The Rising(33)
Alex snapped alert, time fast-forwarding back to the present. The reality, the pain …
“Alex,” he heard his mother mutter again, her voice barely audible now. Alex …
He heard his name, but this time her lips didn’t move, his mother’s eyes meeting his as his name sounded again.
Alex …
In his mind. Her thoughts speaking to his.
What was happening to him?
He let himself believe it wasn’t real, just some horrible nightmare induced by the concussion the CT scan must have spotted. He squeezed his eyes closed, willing himself to wake up from this trance, the same way he did to find fresh pages filled in his sketchbook. When he opened them again, though, it was all still the same, only worse.
Because it was real. All of it.
Alex forced himself to look back toward Sam, who was still frantically pressing keys on her phone. “Sam…”
No response.
“Sam!”
She finally looked at him; she was standing now, leaning against the wall for support.
“Grab my mother’s keys.”
“What? Huh?” she responded dimly.
“My mother’s keys. Get them.”
“Where are they?”
“In the kitchen. Check the hooks by the refrigerator. Or the table.”
She moved tentatively that way, seeming to feel her way through the air.

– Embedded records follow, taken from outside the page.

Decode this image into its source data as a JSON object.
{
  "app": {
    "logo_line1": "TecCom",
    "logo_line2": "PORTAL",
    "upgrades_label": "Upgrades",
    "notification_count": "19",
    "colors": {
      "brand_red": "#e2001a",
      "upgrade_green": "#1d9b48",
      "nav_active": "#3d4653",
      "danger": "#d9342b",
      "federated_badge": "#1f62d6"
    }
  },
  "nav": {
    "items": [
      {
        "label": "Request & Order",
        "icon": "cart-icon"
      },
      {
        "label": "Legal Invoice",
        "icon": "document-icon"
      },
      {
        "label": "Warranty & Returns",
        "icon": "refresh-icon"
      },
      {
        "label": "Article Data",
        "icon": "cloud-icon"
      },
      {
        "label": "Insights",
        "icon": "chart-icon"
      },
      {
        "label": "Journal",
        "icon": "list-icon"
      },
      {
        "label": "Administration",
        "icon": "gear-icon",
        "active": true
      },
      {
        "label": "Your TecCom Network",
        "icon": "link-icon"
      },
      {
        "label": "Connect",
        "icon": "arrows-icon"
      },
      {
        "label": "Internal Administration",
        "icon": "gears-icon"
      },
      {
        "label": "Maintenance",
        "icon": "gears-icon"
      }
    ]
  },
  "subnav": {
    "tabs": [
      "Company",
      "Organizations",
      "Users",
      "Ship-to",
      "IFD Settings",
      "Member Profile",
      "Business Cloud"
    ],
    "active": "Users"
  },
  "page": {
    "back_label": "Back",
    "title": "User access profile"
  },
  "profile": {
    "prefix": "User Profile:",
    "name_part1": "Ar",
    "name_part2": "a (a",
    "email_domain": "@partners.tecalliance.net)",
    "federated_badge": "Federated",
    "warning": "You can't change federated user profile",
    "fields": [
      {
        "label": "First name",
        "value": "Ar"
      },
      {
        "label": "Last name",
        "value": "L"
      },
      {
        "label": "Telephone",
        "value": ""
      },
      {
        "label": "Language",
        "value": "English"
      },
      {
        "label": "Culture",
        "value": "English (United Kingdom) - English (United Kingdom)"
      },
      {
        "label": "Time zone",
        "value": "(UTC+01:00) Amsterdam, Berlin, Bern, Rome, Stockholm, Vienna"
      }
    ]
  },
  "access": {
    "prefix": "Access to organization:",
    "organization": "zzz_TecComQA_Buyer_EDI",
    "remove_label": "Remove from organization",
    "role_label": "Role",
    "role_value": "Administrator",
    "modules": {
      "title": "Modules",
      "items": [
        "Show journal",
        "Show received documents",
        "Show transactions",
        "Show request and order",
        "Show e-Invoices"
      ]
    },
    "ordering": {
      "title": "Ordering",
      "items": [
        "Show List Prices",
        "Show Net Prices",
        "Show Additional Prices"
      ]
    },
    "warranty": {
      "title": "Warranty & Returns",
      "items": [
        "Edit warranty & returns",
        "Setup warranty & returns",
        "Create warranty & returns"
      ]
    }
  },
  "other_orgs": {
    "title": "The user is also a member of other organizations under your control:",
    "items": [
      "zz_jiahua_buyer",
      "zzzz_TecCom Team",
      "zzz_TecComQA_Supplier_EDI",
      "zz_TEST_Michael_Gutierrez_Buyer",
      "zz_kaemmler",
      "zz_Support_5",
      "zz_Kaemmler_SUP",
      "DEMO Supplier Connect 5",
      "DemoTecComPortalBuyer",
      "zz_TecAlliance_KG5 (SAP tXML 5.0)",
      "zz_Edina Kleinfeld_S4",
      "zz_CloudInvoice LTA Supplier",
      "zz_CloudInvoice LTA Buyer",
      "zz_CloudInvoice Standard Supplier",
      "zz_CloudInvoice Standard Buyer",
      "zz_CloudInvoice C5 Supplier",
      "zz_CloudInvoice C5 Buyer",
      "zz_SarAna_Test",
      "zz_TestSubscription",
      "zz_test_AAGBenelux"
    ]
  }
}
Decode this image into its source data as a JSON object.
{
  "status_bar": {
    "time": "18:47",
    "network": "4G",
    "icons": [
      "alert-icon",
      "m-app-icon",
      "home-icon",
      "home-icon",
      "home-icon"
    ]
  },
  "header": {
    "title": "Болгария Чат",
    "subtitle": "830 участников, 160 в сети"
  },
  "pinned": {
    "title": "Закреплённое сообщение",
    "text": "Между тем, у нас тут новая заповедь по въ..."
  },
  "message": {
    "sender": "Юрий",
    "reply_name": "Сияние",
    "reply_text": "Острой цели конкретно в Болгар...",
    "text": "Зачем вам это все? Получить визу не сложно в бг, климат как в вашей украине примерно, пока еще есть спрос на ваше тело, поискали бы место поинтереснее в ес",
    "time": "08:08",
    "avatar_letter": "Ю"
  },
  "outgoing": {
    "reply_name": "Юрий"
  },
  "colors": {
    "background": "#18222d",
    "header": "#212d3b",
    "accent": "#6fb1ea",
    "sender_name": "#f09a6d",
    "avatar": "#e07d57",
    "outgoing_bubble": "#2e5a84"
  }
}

“Got them,” Sam called, and Alex heard jangling as she made her way through the living room toward him, careful to skirt the remnants of what the now-vanished image of a spectral figure colored ash gray had called “drones.”
She kept her distance while extending the keys downward, keeping an eye on the still standing, and smoking, drone thing in case it showed any signs of life. An Chin grabbed them out of the air, closing her hand on the statuette of Meng Po. Then she pressed it into her son’s hand so the keys dangled over the edge of his palm.
“Take,” she said, struggling for air now. “Take. Yours now. For luck, luck you’re going to need. Promise me, Alex. Promise me.”
“I promise,” he managed, choking up again, although he wasn’t exactly sure what he was promising.
“I’m sorry,” his mother said, eyes starting to fade now.
“Sorry? No!”
“We lied to you. All these years, we lied. This is our fault. Should have told, should have—”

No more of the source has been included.